10. The method of claim 9, wherein the flow area of the preform flow passage is determined for when the duct blocker rotor and the duct blocker stator are in the second configuration.

11. The method of claim 10, further comprising measuring dimensions of the preform sub-flow passages and the preform vanes, and averaging the respective dimensions to provide dimensional data, wherein the flow area of the preform flow passage is determined by processing the dimensional data.

12. The method of claim 9, further comprising cutting the milled preform apparatus to provide the duct blocker rotor and the duct blocker stator.

13. The method of claim 1, wherein the apparatus comprises a gas turbine engine component.

14. The method of claim 1, further comprising:

determining flow area of the milled preform flow passage to provide second determined flow area data;

comparing the second determined flow area data to the reference flow area data to provide second flow area comparison data; and

chemical milling the milled preform apparatus based on the second flow area comparison data.

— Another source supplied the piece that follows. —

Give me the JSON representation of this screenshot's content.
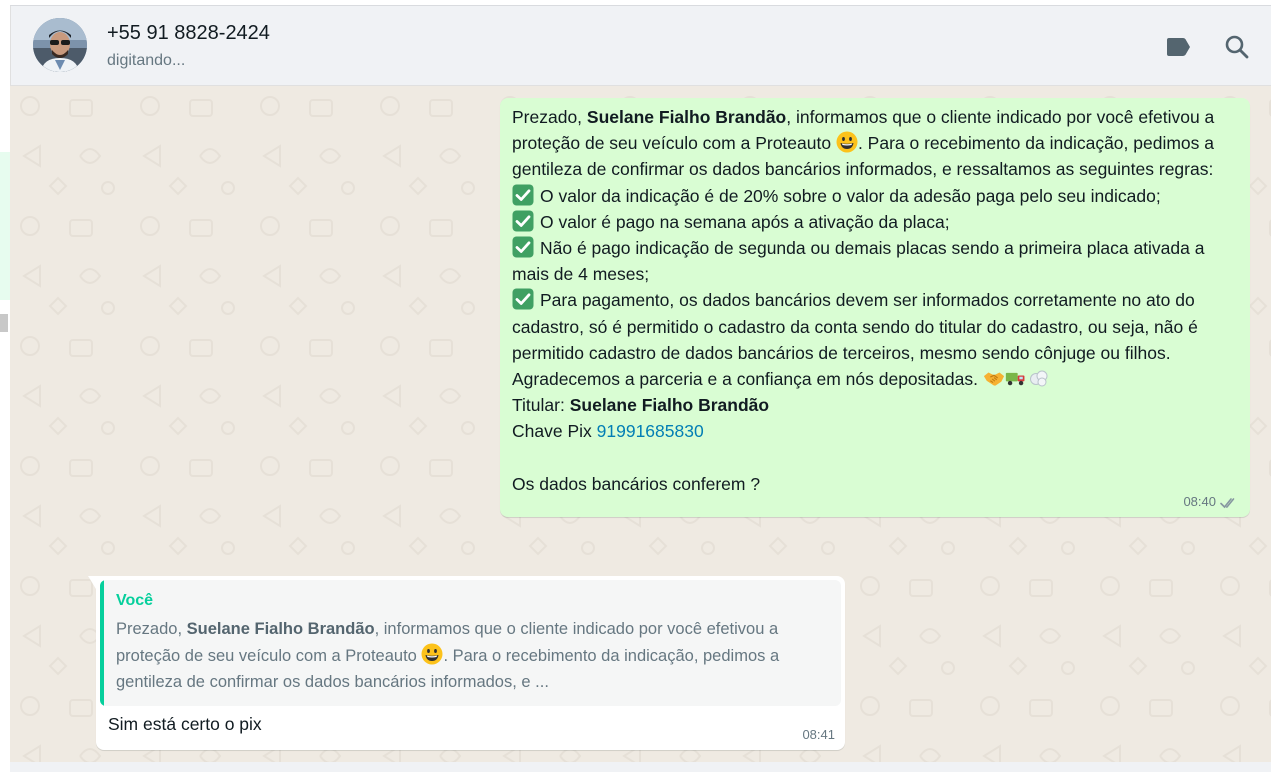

15. The method of claim 1, further comprising masking a portion of the preform apparatus.

16. A method for manufacturing a gas turbine engine component comprising a flow passage, comprising:

forming a preform engine component comprising a preform flow passage;

determining flow area of the preform flow passage;

comparing the determined flow area of the preform flow passage to reference flow area, and determining a chemical milling time based on the comparison; and

chemical milling the preform engine component for the chemical milling time.

17. The method of claim 16, wherein the preform engine component is formed through casting.

18. The method of claim 16, further comprising measuring dimensions of the preform engine component to provide dimensional data, wherein the flow area of the preform flow passage is determined by processing the dimensional data.

19. The method of claim 16, further comprising measuring dimensions of the preform flow passage to provide dimensional data, wherein the flow area of the preform flow passage is determined by processing the dimensional data.

20. The method of claim 16, wherein the preform flow passage comprises a plurality of preform sub-flow passages.